Die wichtige Rolle, die RT etwa als Korrektiv der westlichen Medien-Kampagnen zum Maidan-Umsturz oder zum Krieg gegen die syrische Regierung spielt, haben die NachDenkSeiten in diversen Artikeln beschrieben, etwa in „Die große Medien-Koalition gegen RT Deutsch“ anlässlich der Diffamierungen von RT vonseiten des Deutschen Journalistenverbands (DJV):
„RT ist nicht nur ein Konkurrent im Kampf um Zuschauer und Aufmerksamkeit. Der Sender hat sich auch zu einer ernsten Bedrohung für die westlichen Propaganda-Konstrukte etwa zum Syrienkrieg oder zum Putsch in der Ukraine entwickelt. Das mögliche Auslaufen der britischen Lizenz wird mutmaßlich als Möglichkeit gesehen, einen unbequemen Beobachter des eigenen Tuns unter Druck zu setzen.“
In dem Artikel wird aber auch betont, dass man RT selbstverständlich die gleiche Skepsis entgegenbringen sollte wie anderen Medien:
„RT Deutsch ist nicht gefeit gegen Fehler oder Einflussnahme. Insofern muss dem Sender prinzipiell die gleiche Distanz entgegengebracht werden wie etwa dem „Spiegel“, der Deutschen Welle oder dem ZDF. Der prinzipielle und pauschale Vorwurf der „Propaganda“ ist aber nicht angebracht – und schon gar nicht aus der Feder von Redakteuren, die an monumentalen Kampagnen wie jenen zu Syrien oder der Ukraine mitgewirkt haben.

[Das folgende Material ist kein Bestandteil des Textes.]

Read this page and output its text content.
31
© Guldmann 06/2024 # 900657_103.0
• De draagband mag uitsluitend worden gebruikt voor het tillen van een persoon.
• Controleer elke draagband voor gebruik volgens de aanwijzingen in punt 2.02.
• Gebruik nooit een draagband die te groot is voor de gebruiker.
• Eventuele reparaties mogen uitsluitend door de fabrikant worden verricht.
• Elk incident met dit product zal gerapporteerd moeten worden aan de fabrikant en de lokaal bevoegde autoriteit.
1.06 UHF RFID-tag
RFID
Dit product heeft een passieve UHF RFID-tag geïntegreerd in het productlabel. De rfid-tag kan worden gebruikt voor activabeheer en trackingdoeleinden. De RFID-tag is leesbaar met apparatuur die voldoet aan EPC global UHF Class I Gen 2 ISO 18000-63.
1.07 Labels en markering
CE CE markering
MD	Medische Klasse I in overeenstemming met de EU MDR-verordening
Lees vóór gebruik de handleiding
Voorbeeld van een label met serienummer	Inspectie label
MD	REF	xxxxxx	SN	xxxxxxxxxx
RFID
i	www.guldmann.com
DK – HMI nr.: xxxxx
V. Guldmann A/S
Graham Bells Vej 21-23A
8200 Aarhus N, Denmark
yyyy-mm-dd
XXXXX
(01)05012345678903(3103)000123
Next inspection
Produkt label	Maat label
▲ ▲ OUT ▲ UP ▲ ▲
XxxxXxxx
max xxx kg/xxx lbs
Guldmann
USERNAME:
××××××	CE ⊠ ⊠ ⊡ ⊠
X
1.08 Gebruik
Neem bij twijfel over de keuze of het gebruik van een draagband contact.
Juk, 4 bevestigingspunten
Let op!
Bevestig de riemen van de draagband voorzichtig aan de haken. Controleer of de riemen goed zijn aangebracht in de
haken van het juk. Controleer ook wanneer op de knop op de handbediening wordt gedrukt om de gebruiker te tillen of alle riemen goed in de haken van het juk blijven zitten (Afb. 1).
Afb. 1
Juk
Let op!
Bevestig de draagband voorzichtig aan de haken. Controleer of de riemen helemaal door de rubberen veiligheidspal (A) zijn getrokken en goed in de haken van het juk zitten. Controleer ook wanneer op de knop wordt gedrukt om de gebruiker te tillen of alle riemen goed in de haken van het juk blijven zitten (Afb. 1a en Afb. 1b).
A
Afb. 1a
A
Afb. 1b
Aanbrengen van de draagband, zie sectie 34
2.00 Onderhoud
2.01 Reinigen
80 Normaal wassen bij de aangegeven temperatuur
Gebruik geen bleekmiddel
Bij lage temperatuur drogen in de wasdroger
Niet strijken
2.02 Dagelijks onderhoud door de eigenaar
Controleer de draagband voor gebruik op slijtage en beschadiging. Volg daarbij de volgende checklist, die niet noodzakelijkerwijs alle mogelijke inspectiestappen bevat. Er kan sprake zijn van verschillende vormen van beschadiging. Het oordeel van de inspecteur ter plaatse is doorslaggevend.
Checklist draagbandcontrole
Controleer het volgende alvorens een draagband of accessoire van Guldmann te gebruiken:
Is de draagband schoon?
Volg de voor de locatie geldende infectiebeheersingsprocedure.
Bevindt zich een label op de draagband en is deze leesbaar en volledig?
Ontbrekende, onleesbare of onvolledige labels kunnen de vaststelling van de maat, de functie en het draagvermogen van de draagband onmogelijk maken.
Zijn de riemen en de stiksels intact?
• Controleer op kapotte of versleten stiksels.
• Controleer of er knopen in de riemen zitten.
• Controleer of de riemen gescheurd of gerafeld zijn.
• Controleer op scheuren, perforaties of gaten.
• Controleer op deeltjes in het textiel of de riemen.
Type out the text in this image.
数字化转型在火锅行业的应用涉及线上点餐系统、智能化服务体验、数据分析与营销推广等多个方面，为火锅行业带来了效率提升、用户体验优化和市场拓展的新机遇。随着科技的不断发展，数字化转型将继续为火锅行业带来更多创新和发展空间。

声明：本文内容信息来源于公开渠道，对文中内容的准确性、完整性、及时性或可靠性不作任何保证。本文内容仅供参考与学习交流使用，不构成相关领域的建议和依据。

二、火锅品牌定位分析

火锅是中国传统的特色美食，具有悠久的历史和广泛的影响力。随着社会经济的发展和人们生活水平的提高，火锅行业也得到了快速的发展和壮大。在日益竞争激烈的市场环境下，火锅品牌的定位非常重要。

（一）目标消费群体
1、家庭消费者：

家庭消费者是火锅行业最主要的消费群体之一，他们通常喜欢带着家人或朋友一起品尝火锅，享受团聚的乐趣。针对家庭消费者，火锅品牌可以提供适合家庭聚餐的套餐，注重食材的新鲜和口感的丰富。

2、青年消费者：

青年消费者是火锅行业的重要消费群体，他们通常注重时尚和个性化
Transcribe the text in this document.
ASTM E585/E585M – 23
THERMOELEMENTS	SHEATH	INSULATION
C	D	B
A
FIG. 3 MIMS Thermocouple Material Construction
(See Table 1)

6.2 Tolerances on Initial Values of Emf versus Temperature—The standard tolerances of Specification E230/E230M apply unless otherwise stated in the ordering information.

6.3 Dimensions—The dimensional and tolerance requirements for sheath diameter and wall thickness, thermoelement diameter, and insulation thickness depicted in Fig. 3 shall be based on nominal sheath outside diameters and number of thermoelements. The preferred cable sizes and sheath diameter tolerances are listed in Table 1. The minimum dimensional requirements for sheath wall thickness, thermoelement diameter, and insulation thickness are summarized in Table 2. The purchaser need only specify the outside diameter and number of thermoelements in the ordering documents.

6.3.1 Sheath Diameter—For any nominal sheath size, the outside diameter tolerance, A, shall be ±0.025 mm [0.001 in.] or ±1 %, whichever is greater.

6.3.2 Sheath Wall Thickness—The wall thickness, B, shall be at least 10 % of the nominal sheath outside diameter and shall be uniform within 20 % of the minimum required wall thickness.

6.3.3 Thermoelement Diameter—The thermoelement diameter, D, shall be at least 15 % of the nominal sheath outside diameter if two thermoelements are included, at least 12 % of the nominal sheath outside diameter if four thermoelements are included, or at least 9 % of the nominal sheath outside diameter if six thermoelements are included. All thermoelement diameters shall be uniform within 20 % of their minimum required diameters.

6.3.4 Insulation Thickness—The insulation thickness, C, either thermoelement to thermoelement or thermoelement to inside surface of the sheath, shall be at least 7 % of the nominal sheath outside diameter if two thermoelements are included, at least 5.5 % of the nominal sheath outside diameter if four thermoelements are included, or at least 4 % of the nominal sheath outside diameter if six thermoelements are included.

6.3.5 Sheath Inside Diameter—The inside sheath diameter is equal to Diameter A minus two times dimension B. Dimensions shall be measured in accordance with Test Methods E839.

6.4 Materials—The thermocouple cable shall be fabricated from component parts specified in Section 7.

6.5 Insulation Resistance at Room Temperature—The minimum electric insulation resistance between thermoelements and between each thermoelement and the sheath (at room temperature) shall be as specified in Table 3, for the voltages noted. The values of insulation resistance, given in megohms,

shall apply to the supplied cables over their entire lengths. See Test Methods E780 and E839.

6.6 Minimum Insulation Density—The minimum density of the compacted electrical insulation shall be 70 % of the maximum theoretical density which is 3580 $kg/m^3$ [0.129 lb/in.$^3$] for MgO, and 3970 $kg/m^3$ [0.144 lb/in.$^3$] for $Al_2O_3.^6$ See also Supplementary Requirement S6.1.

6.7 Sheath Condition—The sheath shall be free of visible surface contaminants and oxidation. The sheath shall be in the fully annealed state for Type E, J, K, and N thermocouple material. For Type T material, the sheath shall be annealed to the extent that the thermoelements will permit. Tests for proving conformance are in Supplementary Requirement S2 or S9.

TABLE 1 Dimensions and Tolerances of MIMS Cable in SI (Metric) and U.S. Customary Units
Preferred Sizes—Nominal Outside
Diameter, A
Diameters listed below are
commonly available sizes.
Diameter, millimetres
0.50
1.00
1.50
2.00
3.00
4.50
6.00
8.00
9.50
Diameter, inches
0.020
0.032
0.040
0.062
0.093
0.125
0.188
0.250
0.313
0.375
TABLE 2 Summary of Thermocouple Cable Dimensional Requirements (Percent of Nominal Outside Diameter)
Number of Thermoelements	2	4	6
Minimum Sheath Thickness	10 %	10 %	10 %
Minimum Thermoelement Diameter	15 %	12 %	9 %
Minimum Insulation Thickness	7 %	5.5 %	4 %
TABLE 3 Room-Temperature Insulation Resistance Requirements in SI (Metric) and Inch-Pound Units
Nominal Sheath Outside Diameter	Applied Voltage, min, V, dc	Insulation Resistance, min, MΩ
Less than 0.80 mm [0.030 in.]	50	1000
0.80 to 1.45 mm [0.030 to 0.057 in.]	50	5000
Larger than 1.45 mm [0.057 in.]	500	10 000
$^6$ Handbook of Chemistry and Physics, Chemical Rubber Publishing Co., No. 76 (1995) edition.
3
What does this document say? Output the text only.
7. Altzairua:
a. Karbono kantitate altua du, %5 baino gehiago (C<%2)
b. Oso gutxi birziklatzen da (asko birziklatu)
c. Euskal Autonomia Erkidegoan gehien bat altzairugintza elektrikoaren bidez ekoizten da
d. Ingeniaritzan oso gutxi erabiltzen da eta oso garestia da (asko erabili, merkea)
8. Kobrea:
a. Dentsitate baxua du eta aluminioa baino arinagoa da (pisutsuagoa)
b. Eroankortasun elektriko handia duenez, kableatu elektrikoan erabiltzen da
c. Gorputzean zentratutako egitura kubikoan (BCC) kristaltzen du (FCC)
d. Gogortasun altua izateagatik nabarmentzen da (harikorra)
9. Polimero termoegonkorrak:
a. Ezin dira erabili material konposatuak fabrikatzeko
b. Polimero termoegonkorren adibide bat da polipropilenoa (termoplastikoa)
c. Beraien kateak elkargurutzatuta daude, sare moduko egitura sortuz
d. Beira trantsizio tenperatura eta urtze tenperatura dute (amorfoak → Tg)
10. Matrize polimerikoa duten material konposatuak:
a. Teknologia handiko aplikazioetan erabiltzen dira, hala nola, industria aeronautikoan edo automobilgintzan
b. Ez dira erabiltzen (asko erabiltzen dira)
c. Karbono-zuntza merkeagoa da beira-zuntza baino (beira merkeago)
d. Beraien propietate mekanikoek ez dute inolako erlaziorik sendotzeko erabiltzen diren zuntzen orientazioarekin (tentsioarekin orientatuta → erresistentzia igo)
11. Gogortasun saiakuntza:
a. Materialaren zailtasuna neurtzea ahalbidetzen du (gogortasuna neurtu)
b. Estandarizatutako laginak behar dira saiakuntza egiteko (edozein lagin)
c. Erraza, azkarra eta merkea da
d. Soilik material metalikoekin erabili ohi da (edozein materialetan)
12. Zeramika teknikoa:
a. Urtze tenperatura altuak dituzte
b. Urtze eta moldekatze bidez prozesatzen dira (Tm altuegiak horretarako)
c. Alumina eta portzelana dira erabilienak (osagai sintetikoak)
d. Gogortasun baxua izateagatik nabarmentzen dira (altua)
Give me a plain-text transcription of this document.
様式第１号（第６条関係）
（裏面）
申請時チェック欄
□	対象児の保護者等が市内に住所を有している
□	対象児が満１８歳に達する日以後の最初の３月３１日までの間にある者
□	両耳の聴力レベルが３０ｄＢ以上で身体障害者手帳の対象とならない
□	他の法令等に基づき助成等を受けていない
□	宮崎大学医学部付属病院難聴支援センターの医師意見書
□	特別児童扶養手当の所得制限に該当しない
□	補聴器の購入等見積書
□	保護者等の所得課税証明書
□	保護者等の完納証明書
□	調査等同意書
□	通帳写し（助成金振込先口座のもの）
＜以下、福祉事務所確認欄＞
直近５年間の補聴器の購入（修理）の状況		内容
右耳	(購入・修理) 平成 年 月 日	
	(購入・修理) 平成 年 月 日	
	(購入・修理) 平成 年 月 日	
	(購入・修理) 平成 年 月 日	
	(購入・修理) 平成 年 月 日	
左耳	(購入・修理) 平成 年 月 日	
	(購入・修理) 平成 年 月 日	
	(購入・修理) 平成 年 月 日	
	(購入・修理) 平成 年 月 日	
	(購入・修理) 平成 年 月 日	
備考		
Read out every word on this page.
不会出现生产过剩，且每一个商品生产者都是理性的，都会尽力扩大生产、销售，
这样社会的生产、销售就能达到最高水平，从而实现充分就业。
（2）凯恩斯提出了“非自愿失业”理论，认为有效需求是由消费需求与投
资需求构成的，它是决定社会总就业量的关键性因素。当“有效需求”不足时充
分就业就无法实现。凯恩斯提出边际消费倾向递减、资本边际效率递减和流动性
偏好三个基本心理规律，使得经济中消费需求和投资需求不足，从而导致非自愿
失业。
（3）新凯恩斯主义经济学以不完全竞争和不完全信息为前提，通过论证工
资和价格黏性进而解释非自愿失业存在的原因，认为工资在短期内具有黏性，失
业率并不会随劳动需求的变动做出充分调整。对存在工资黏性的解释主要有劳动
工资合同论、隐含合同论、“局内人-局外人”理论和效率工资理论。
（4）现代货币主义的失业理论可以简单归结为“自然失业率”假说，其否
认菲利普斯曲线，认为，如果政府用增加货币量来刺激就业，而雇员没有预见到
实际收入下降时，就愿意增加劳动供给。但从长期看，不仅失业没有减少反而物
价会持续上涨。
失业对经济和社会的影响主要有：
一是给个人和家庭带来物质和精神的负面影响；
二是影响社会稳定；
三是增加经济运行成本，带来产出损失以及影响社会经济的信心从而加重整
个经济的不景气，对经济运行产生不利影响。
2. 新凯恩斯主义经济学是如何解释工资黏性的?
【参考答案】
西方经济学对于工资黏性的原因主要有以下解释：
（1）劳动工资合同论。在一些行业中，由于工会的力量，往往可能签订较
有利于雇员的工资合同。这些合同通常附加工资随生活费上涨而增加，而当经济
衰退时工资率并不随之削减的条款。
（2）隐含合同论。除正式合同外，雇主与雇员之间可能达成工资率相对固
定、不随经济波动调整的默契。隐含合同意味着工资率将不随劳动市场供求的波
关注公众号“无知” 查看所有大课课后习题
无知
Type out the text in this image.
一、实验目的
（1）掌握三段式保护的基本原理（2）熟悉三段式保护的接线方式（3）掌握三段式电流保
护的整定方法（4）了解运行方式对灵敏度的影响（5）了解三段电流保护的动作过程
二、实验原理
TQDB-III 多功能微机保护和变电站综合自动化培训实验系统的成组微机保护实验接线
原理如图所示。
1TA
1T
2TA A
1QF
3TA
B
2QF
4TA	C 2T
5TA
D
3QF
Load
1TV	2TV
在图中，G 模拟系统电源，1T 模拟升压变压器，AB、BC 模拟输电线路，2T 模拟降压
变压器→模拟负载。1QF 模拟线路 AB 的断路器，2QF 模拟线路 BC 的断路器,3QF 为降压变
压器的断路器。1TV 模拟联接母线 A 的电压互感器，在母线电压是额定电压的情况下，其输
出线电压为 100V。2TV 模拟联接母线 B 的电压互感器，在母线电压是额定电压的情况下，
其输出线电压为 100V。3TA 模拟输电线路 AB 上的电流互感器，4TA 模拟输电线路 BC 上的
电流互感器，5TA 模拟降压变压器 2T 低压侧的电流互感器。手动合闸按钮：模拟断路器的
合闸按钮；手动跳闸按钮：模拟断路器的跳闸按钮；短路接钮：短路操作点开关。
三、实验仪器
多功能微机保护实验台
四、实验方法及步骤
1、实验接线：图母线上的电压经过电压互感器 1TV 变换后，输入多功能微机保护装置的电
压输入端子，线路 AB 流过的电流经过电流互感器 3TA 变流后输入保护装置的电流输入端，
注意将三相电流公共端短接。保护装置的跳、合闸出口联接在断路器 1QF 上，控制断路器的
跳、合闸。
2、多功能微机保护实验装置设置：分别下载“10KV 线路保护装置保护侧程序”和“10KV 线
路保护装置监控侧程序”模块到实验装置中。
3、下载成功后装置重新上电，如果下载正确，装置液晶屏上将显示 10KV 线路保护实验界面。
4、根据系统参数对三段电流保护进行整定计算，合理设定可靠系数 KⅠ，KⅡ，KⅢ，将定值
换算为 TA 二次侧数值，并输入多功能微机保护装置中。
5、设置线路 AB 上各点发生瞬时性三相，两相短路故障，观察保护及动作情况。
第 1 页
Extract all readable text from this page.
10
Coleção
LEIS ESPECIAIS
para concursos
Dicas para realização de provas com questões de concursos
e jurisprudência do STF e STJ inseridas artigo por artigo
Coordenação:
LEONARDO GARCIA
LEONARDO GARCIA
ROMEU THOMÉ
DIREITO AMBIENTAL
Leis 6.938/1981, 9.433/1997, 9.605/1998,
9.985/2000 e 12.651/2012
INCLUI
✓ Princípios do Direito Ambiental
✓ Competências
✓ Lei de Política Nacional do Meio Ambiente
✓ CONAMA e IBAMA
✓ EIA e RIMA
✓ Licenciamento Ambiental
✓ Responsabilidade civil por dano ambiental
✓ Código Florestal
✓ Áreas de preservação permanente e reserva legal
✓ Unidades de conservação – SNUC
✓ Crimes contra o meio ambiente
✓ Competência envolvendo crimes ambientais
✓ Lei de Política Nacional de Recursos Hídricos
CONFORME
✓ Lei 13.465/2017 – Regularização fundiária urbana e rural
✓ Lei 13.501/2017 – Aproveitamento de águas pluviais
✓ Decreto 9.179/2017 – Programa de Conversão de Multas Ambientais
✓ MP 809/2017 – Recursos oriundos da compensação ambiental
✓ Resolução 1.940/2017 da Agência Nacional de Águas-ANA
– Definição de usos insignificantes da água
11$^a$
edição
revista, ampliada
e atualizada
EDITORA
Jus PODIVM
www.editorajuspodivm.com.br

Wenn sich also der DJV und die großen deutschen Medienkonzerne durchsetzen mit ihrer aktuellen Kampagne gegen RT, dann wird eine zusätzliche Informationsquelle bekämpft. Das wäre (unter vielen anderen Bereichen) bei den Themen Russland, NATO-Kriege oder „Farbrevolutionen“ ein Verlust.“
„Querdenker“ und RT gelöscht: Deutsche Regierung duldet Zensur
Nach den kürzlichen Löschungen der Querdenker-Kanäle durch Facebook (wir haben hier berichtet) ist die Löschung der RT-Kanäle durch YouTube ein weiterer gravierender Fall von politischer Zensur – Thomas Röper beschreibt hier noch weitergehende Pläne von Google und auch die Verbindungen zu Institutionen wie der CIA.
Diese Art der politischen Zensur in Deutschland durch dubiose US-Akteure wird von der deutschen Politik bislang durch Untätigkeit mindestens hingenommen – dieser Zustand muss geändert werden.